Cloudthief
Description
One of the Los Angeles Times's 12 Best Books of Summer
A Chicago Tribune "Coolest Book of Summer"
"A heady and diabolical mix of atmospheric road trip, mad caper, and risky love story . . . Rich has ingeniously crafted a seductive bull's-eye thriller." -Donna Seaman, Booklist (starred review)
Why settle for nothing, when you can steal everything?
Forget banks, casinos, museums-society's most valuable treasure sits in the giant, anonymous data centers that power modern life. There, in endless rows of hard drives, lies the sum of our civilization's knowledge, all of the world's personal and private truths, uploaded and saved. They wait unseen, unexploited, and, most critically, unguarded.
Tim is a climate journalist disillusioned with chronicling the end of the world.

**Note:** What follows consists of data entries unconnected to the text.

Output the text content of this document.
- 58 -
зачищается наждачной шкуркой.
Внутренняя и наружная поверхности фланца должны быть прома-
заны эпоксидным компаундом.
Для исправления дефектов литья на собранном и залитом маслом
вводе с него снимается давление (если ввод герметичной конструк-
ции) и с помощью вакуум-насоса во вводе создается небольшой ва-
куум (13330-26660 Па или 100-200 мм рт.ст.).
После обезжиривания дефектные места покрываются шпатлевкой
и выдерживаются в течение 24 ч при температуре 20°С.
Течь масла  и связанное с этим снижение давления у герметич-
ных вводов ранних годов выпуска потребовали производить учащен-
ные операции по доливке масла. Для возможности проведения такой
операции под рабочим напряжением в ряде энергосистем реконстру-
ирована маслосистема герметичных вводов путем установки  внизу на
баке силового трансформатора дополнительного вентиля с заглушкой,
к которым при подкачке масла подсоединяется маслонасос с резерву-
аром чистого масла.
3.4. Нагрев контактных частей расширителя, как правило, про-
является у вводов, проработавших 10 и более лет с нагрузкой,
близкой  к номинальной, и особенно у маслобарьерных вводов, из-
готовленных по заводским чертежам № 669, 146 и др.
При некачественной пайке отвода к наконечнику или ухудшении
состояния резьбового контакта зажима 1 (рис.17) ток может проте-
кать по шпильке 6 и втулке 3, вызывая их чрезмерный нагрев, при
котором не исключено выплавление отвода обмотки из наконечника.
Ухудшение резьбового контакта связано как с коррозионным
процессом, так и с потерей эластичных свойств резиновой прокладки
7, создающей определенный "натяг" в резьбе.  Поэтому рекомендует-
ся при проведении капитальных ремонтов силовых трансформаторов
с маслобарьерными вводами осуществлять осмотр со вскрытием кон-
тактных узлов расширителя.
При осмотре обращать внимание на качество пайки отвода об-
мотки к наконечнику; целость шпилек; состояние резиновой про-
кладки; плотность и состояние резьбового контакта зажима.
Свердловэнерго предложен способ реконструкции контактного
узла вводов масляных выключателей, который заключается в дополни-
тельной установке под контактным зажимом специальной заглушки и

Virginia is an evasive, paranoid, and technologically savvy con artist who has found an ingenious way to live off the grid in the heart of Manhattan. Joined by desire and desperation, they hatch a plan to steal secrets. But they have secrets of their own-secrets they can't tell each other, secrets that could destroy them both...
With their last few dollars and some dimestore wigs they set out for the outskirts of Tulsa, Oklahoma, the unlikely site of the world's largest repository of knowledge-a data center the size of a small city-to attempt a brazen heist that, whether they fail or succeed, will change their lives forever.

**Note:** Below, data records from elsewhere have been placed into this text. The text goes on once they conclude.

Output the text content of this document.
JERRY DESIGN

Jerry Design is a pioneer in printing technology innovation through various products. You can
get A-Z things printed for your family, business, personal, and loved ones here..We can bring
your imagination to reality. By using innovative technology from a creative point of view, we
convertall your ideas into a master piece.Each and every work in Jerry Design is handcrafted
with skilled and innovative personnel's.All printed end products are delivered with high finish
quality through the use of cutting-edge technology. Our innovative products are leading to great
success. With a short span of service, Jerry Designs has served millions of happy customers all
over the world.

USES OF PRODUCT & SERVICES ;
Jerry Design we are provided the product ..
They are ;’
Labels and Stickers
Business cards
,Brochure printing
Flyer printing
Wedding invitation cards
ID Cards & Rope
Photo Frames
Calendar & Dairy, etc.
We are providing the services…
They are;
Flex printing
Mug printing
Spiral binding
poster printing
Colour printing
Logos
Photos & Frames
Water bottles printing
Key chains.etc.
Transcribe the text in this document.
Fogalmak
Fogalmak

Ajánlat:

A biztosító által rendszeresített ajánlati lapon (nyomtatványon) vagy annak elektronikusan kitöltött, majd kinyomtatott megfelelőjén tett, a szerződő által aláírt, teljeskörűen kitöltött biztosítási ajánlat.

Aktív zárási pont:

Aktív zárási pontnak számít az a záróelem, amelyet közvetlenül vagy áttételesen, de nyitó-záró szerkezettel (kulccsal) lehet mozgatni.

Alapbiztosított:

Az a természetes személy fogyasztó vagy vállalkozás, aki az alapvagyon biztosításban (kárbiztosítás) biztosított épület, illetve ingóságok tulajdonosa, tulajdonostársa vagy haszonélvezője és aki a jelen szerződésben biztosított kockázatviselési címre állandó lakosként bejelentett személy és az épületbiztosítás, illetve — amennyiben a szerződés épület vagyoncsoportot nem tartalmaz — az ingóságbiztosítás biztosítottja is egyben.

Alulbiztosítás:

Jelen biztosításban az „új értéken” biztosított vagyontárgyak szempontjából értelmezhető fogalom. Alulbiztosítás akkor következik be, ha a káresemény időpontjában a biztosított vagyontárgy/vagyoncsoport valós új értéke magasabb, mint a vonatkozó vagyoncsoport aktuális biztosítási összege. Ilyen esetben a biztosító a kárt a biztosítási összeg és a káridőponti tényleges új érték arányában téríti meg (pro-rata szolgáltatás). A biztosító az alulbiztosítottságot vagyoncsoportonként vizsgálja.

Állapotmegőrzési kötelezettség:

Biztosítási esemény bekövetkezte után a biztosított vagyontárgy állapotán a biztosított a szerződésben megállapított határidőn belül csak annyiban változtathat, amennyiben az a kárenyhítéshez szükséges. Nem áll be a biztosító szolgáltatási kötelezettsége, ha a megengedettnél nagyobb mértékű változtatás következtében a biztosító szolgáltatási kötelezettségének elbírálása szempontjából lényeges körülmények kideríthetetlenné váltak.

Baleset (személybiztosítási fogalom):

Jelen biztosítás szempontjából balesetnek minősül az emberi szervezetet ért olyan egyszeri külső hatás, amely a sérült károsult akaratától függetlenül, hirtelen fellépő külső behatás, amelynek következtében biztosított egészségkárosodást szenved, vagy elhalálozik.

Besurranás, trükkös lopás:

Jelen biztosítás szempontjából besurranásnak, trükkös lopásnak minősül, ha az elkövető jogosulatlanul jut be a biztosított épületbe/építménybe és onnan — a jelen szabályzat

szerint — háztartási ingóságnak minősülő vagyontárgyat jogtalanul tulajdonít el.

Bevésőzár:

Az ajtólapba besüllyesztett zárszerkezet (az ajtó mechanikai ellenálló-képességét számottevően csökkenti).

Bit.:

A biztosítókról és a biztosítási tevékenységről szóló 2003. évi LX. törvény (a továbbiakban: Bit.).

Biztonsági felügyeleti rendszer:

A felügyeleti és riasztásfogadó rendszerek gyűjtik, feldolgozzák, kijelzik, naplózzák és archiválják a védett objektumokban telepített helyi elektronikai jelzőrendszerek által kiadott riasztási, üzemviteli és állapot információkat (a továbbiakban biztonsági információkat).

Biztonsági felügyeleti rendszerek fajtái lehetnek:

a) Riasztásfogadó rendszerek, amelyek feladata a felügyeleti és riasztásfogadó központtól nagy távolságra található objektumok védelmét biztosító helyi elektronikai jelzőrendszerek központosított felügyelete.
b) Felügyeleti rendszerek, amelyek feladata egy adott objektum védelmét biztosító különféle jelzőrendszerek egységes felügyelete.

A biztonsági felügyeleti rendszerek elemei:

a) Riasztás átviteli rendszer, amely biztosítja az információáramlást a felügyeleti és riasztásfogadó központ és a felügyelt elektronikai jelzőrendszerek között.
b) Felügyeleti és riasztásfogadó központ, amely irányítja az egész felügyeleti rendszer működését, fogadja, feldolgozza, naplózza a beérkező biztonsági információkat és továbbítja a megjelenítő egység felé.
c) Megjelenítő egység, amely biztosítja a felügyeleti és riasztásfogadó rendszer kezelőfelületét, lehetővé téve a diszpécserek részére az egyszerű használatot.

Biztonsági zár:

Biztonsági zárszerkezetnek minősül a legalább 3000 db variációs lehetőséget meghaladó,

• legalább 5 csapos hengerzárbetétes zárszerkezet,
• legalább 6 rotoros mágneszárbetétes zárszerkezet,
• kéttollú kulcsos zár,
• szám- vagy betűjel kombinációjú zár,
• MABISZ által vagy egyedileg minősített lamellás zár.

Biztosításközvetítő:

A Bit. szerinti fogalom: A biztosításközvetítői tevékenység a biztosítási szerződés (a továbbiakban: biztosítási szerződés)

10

But the heist is only the beginning.
From the award-winning author Nathaniel Rich, Cloudthief is a heist novel for a new era, in which the most valuable things in life are virtual, privacy is a sick joke, and security is relative. After all is lost, what remains?
More details
Person
Nathaniel Rich is the author of Cloudthief (2026) and three previous novels, all New York Times Book Review Editors' Choice selections: King Zeno (2018); Odds Against Tomorrow (2013); and The Mayor's Tongue (2008). His short fiction has won the Emily Clark Balch Prize and been a two-time finalist for the National Magazine Award for Fiction. He has also written two works of nonfiction: Second Nature (2021), which includes the story that serves as the basis for the film Dark Waters; and Losing Earth (2019), a finalist for the PEN/E.O. Wilson Literary Science Writing Award. Losing Earth is being adapted into a film directed by Tom McCarthy.
Rich is a contributing writer for The New York Times Magazine and a frequent contributor to The Atlantic, Harper's, and The New York Review of Books. A 2025 Guggenheim Fellow, he teaches at Tulane University and lives in New Orleans.